# Vida and the Armadillo



## Vidaloco (Sep 14, 2007)

On our trail ride at our city lake, we came across several armadillos. I just happened to have my camera out when I spotted this one. As I was taking the photos it acted like it didn't even see us. Suddenly it looked up, saw us and made a mad dash between Vida's legs. She was such a good girl, she just stood there and let the critter make its escape under her belly. 
















Here it is doing the dash. I was amazed the photo came out decent :lol: you can see Vida's black foot on the left bottom side


----------



## booner (Aug 17, 2008)

how cool! and what a good girl!


----------



## english_rider144 (Sep 12, 2008)

there so odd looking  Shes such a good girl though.


----------



## smrobs (Jul 30, 2008)

Gotta love interaction with the wilder side of nature.

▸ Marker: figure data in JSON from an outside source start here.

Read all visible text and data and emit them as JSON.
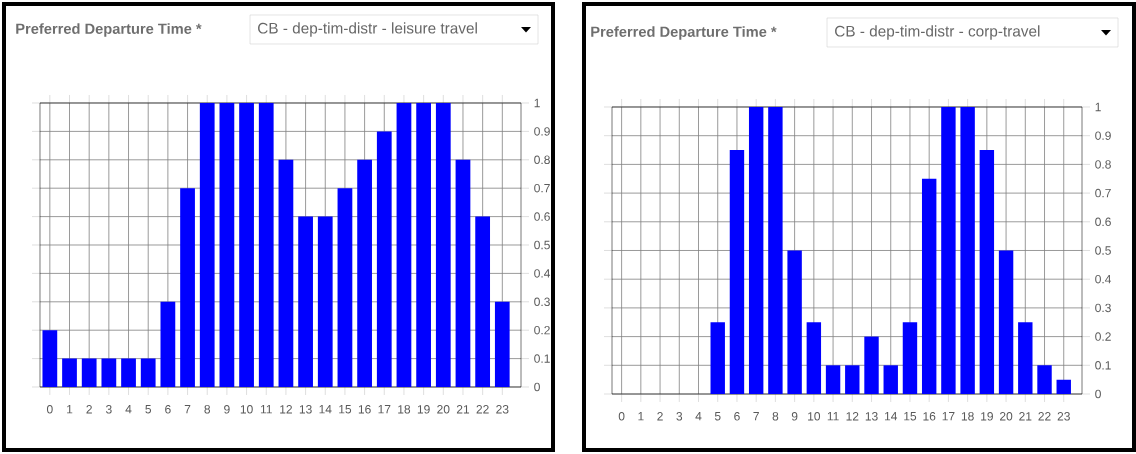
{
  "chart_data": [
    {
      "type": "bar",
      "title": "Preferred Departure Time *",
      "subtitle": "CB - dep-tim-distr - leisure travel",
      "categories": [
        "0",
        "1",
        "2",
        "3",
        "4",
        "5",
        "6",
        "7",
        "8",
        "9",
        "10",
        "11",
        "12",
        "13",
        "14",
        "15",
        "16",
        "17",
        "18",
        "19",
        "20",
        "21",
        "22",
        "23"
      ],
      "values": [
        0.2,
        0.1,
        0.1,
        0.1,
        0.1,
        0.1,
        0.3,
        0.7,
        1,
        1,
        1,
        1,
        0.8,
        0.6,
        0.6,
        0.7,
        0.8,
        0.9,
        1,
        1,
        1,
        0.8,
        0.6,
        0.3
      ],
      "color": "#0000ff",
      "ylim": [
        0,
        1
      ],
      "yticks": [
        0,
        0.1,
        0.2,
        0.3,
        0.4,
        0.5,
        0.6,
        0.7,
        0.8,
        0.9,
        1
      ],
      "grid": true
    },
    {
      "type": "bar",
      "title": "Preferred Departure Time *",
      "subtitle": "CB - dep-tim-distr - corp-travel",
      "categories": [
        "0",
        "1",
        "2",
        "3",
        "4",
        "5",
        "6",
        "7",
        "8",
        "9",
        "10",
        "11",
        "12",
        "13",
        "14",
        "15",
        "16",
        "17",
        "18",
        "19",
        "20",
        "21",
        "22",
        "23"
      ],
      "values": [
        0,
        0,
        0,
        0,
        0,
        0.25,
        0.85,
        1,
        1,
        0.5,
        0.25,
        0.1,
        0.1,
        0.2,
        0.1,
        0.25,
        0.75,
        1,
        1,
        0.85,
        0.5,
        0.25,
        0.1,
        0.05
      ],
      "color": "#0000ff",
      "ylim": [
        0,
        1
      ],
      "yticks": [
        0,
        0.1,
        0.2,
        0.3,
        0.4,
        0.5,
        0.6,
        0.7,
        0.8,
        0.9,
        1
      ],
      "grid": true
    }
  ]
}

Armadillos, porcupines, turkeys, and even deer are cool but I can't stand skunks. lol


----------



## Vidaloco (Sep 14, 2007)

We ran across 5-6 of the armadillos. I'm amazed at how quickly they can move. We saw 5 bald eagles which is always a thrill to me. They winter here so they're only around for a few months of the year.


----------



## iridehorses (Oct 22, 2007)

That is a good horse! I would hate to find out what Bobo would have done.

BTW, I never knew that armadillos were that far north.


----------



## farmpony84 (Apr 21, 2008)

my mom says armadillos arent real. when we lived in texas all we ever saw were dead armadillos on the side of the rode. one ran past us at disney once but she says it was a mechanical prop......


----------



## Vidaloco (Sep 14, 2007)

farmpony84 said:


> my mom says armadillos arent real. when we lived in texas all we ever saw were dead armadillos on the side of the rode. one ran past us at disney once but she says it was a mechanical prop......

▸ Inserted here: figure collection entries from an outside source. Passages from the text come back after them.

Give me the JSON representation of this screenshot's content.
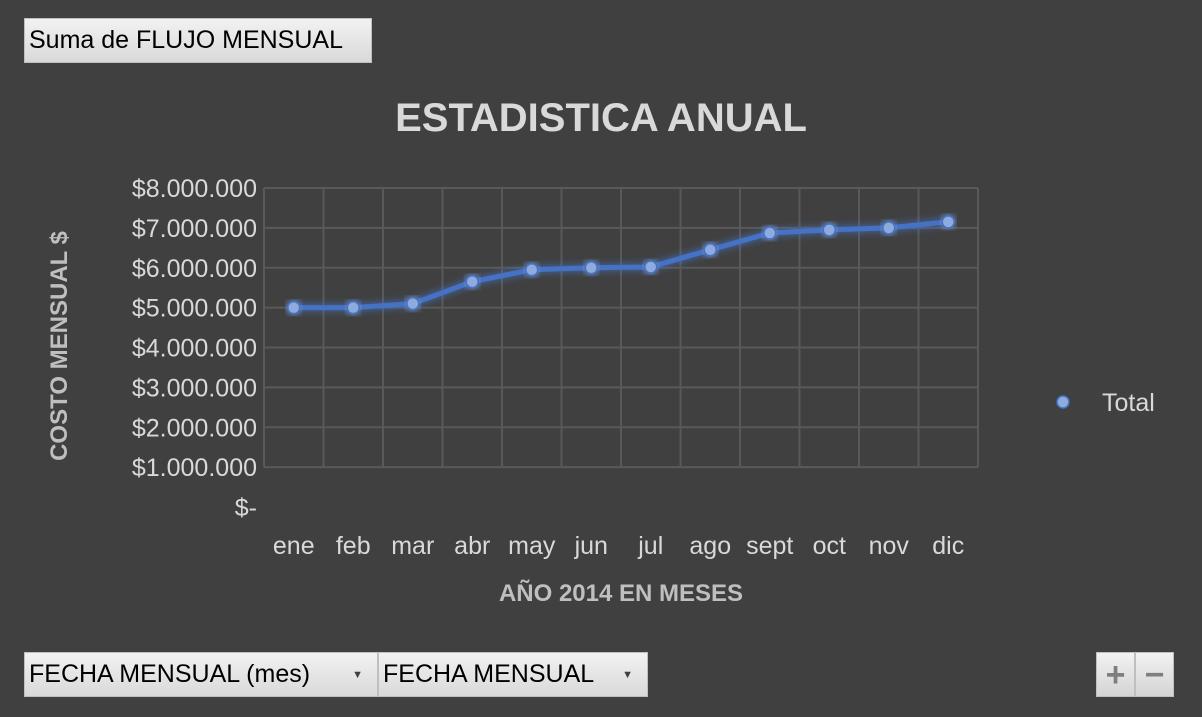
{
  "pivot": {
    "values_field": "Suma de FLUJO MENSUAL",
    "axis_fields": [
      "FECHA MENSUAL (mes)",
      "FECHA MENSUAL"
    ],
    "zoom_in": "+",
    "zoom_out": "−"
  },
  "colors": {
    "background": "#404040",
    "line": "#4472c4",
    "marker": "#8faadc",
    "grid": "#595959",
    "text": "#d9d9d9"
  },
  "chart_data": {
    "type": "line",
    "title": "ESTADISTICA ANUAL",
    "xlabel": "AÑO 2014 EN MESES",
    "ylabel": "COSTO MENSUAL $",
    "categories": [
      "ene",
      "feb",
      "mar",
      "abr",
      "may",
      "jun",
      "jul",
      "ago",
      "sept",
      "oct",
      "nov",
      "dic"
    ],
    "ylim": [
      0,
      8000000
    ],
    "yticks": [
      "$-",
      "$1.000.000",
      "$2.000.000",
      "$3.000.000",
      "$4.000.000",
      "$5.000.000",
      "$6.000.000",
      "$7.000.000",
      "$8.000.000"
    ],
    "series": [
      {
        "name": "Total",
        "values": [
          5000000,
          5000000,
          5100000,
          5650000,
          5950000,
          6000000,
          6020000,
          6450000,
          6870000,
          6950000,
          7000000,
          7150000
        ]
      }
    ],
    "grid": true,
    "legend_position": "right"
  }
}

We have some friends who play a game called "Dilla" when they're on a road trip with the kids. Points for every dead armadillo and points taken away if its tire retread instead :lol:

Iride- I think their habitat has moved. When we first moved to Kansas I never saw them. Now they are common.


----------



## farmpony84 (Apr 21, 2008)

WE PLAYED THAT GAME!

Dead Armadilla and Dead tire! Dead tire lost points.... yep... that was the game!


----------



## my2geldings (Feb 18, 2008)

Very cute horse eh. Got to love those moments when they trust you and behave themselves. Great pics


----------



## Vidaloco (Sep 14, 2007)

farmpony84 said:


> WE PLAYED THAT GAME!
> 
> Dead Armadilla and Dead tire! Dead tire lost points.... yep... that was the game!


Wow, small world huh?


----------



## farmpony84 (Apr 21, 2008)

lol... i thought my family was just wierd... now I know... there are others!


----------